Et il songe à ce que serait cette vie, s’il savait sortir de la spéculation et de la sérénité pour aller vers l’action, et Urien c’est encore Walter, comme c’é­tait Narcisse, comme ce sera Ménalque. Ces voyageurs de la Destinée, ils s’aventurent sur l’océan éternel des choses poussés par une seule idée, celle par quoi leur â­me est vivifiée, cette raison de vivre aui tourmenta si fort André Walter, Dieu peut-être, en tout cas l’inconnu et l’idéal. L’Orion sillonne l’océan pathétique semé d’îles troublantes, ces tentations que chacun trouve sur son chemin; les uns y restent dévorés de passion, d’autres en gardent un éternel trouble, mais Urien et ses amis qui savent résister échappent enfin: le Désir est mort en eux. Et sur la mer des Sargasses, voilà l’ennui, le che­min qui s’éternise tant qu’on croit le refaire sans ces­se ; ces âmes ont repoussé les joies passagères qui s’of­fraient, elles errent vides de désir. Mais le but blan­chit, et c’est la mer de glace avec les souffrances et le froid. L’espoir renaît même en ces contrées de pire dé­tresse; l’idéal soutient les volontés trempées aux é­preuves; il les guide vers d’autres plus rudes, et comme ils pourraient retourner vers des climats plus cléments, une vie plus modeste et plus douce, les voyageurs préfè­rent « les rives les plus dures », pourvu qu’elles soient « futures », par une folie d’héroisme. Et quand ils croient toucher le but, ils ne peuvent plus avancer. Mais ils ont vécu, ils ont eu toute la joie que la vie est susceptible de donner, la joie de l’effort, fût-il vain, la joie de la volonté, dût-elle ne rien atteindre. Ils ont eu un but, une raison de vivre, c’est assez.
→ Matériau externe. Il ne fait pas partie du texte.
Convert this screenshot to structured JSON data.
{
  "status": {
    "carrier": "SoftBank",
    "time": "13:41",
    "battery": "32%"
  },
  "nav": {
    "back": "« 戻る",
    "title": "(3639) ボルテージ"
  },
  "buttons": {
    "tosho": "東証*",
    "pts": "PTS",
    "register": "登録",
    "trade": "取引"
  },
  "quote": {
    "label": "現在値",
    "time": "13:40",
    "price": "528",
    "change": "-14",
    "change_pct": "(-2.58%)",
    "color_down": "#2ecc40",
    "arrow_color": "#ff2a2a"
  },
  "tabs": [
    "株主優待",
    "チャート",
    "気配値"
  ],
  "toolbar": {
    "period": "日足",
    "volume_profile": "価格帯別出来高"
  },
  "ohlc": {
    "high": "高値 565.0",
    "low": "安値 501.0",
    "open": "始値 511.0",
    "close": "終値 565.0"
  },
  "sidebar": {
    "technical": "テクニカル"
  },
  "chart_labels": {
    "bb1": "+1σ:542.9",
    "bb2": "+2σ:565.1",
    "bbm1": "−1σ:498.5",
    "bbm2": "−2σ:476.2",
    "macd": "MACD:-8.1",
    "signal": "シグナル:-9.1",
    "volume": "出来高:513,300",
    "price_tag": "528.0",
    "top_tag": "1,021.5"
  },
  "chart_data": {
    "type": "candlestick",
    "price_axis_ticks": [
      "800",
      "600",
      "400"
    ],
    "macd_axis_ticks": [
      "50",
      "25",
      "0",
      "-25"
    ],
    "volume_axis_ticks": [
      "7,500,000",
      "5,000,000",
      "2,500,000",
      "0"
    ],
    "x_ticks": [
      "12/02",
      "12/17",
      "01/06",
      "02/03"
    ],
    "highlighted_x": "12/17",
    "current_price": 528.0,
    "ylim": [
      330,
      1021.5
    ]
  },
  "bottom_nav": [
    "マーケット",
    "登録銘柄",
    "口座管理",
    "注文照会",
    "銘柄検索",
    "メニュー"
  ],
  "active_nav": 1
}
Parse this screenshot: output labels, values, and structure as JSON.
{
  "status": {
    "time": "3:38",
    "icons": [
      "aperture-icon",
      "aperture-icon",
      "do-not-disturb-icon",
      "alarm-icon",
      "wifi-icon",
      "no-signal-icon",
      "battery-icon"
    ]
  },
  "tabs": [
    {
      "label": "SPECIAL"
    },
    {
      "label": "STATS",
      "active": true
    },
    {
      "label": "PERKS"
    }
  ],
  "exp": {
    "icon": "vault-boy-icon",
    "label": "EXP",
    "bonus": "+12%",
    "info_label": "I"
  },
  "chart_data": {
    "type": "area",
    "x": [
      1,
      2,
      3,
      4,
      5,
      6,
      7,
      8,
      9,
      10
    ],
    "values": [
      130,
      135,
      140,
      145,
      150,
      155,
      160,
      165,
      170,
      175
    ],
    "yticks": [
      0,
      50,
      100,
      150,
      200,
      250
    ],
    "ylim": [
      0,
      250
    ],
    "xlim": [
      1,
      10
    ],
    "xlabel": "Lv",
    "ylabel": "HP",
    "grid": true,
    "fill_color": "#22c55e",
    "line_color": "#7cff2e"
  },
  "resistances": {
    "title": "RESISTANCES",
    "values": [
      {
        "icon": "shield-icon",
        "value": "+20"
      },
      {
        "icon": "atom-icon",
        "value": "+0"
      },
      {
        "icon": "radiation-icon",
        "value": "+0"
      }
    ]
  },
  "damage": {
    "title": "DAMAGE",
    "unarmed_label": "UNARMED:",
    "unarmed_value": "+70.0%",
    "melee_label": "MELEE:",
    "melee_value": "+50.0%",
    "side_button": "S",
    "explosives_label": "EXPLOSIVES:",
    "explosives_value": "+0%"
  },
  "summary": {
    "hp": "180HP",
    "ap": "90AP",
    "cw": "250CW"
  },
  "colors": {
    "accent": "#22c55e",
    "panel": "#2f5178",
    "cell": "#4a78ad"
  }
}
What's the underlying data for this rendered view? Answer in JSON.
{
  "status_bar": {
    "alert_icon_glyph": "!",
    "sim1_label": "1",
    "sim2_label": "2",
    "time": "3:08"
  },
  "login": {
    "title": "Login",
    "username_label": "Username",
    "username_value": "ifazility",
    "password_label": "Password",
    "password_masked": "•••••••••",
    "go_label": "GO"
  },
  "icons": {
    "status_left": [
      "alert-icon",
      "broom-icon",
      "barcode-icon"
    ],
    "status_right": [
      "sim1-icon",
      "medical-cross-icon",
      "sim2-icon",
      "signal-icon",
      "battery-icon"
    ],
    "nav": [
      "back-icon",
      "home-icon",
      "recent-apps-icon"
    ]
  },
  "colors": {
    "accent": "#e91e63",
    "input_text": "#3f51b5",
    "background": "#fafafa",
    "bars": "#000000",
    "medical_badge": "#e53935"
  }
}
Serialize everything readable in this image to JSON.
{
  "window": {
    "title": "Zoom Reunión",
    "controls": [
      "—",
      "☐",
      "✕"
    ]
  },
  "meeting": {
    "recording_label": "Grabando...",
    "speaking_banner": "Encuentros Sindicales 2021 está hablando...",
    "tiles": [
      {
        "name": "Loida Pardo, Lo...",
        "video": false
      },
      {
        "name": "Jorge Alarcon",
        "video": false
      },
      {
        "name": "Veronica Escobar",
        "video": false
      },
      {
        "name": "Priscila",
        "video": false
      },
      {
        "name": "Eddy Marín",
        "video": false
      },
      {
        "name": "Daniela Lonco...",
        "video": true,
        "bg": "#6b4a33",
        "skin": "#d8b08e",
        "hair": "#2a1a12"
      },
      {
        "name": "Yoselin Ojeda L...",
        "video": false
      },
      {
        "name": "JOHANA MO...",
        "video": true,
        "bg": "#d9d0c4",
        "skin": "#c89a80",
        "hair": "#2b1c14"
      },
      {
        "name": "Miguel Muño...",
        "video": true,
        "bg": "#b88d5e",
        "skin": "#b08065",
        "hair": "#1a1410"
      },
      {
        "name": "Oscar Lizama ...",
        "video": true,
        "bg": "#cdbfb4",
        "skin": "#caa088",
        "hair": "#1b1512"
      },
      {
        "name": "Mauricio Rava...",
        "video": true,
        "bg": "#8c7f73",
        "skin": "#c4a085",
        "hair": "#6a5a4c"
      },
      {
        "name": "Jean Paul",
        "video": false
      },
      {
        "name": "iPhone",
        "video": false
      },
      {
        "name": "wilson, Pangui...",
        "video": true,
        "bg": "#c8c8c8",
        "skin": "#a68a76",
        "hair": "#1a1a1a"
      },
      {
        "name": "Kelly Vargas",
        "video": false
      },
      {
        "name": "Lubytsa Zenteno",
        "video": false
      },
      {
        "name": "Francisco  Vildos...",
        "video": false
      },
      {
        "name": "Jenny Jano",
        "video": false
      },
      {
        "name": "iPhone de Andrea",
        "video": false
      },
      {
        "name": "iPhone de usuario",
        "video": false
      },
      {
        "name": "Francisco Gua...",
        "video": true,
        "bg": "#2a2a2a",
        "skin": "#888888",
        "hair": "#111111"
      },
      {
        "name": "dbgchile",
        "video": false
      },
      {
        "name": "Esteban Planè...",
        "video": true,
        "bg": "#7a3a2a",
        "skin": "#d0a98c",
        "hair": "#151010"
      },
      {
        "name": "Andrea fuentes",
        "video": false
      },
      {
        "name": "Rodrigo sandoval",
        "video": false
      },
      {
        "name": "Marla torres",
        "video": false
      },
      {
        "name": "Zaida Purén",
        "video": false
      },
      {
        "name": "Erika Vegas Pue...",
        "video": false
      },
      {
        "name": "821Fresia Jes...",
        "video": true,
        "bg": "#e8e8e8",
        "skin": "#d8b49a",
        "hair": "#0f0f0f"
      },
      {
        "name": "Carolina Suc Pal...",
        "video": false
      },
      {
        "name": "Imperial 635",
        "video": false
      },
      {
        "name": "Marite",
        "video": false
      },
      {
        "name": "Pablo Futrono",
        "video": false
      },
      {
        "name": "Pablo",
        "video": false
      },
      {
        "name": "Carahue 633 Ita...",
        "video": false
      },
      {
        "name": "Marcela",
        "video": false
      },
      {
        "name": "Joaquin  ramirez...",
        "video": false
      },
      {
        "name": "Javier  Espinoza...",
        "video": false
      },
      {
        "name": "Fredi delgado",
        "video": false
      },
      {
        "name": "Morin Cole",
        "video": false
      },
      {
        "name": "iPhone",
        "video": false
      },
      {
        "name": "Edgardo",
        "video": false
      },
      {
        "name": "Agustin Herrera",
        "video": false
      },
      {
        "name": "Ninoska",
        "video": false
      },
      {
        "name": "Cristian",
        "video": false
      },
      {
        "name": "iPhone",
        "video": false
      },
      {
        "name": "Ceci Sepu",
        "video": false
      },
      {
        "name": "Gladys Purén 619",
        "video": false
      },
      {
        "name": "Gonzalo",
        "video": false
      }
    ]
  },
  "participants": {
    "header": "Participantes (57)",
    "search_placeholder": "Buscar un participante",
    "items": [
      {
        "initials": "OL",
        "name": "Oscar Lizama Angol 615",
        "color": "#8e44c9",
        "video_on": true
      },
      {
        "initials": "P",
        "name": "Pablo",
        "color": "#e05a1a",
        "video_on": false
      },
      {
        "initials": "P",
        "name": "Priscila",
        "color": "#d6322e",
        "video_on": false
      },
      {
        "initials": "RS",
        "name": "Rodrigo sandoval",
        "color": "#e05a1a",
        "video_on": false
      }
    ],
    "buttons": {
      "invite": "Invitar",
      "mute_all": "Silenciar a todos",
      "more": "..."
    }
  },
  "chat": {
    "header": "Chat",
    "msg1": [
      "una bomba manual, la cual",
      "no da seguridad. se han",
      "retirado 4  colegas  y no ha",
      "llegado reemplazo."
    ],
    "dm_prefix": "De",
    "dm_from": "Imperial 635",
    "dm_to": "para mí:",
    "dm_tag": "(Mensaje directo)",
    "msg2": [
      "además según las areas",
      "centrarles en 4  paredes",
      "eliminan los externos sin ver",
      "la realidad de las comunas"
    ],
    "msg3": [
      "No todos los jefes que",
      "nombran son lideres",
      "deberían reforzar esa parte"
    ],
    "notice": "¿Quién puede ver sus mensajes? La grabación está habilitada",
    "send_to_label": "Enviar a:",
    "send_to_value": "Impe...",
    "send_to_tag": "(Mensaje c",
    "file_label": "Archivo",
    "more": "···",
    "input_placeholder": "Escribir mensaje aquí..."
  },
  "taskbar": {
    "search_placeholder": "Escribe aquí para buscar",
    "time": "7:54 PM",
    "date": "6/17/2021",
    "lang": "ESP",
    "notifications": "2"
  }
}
Mais on ne renie pas impunément la nature, et l’âme brûlante d’André Gide – puisque, en somme, il ne s’agit que de lui – a trop longtemps porté le poids d’un intel­lectualisme factice. Un jour, au contact, dit-il, d’une civilisation et d’une religion différentes, il a compris que pour être hautaine et belle, son attitude n’était pas la seule, et que, édifier une existence sur une croyance ou sur une philosophie, pour marquer une singulière force de caractère, pouvait aussi apparaître comme le fait d’un caractère étroit. Il a vu que, en vivant suivant une idée devenue bientôt une coutume, il ne se distinguait pas au­trement de ceux qui mènent l’existence banale des habitu­des, des visites et des repas, et montrent l’exemple de la plus parfaite stagnation. Placer le but si loin, n’é­tait-ce pas un peu le nier, et ne risquait-il pas de ne plus avancer, à force de ne jamais l’atteindre? Son âme devait un jour se lasser d’une émotion à vide, artifi­cielle, créée par l’hérédité, l’éducation et l’habitude, pour étaler enfin ses trésors de ferveur et de passion. C’est ce qui fut. Les choses qu’il dédaigna – symboles – qu’il considéra longtemps comme de simples apparences, sous lesquelles il aima seulement son esprit, ces choses, un jour, lui parurent belles en soi, susceptibles de pro­voquer l’admiration par leur seule forme, et peu à peu il comprit que la vérité était là, dans ce monde qui l’entourait et dont l’avaient séparé les croyances et les philosophies. Outre l’éternel optimisme que lui donna à jamais Emerson, le philosophe qui a peut-être eu sur lui la plus grande influence, il trouva dans Gœthe et dans Leibniz la matière d’un nouveau panthéisme, non plus ce­lui, mathématique et intellectuel, de Spinoza, mais vi­vant, proclamant la force maîtresse du monde, la force qui déjà tient en la plus infime monade et qui fait que les plantes naissent, grandissent, fleurissent, que les animaux vivent et se reproduisent et que l’homme agit et s’émeut. Dieu est la nature et Dieu est toute chose, et il a pu s’écrier avec Gœthe: « Aussi loin que l’oreille, aussi loin que l’œil puisse l’atteindre, tu ne trouves que le connu qui lui ressemble, et le vol enflammé de ton esprit, si haut qu’il s’élève, a bien assez du symbole, assez de l’image: tu es attiré, entraîné, ravi; où que tu t’avances, le chemin et le lieu se parent; tu ne comptes plus le temps, et chaque pas est l’immensité. »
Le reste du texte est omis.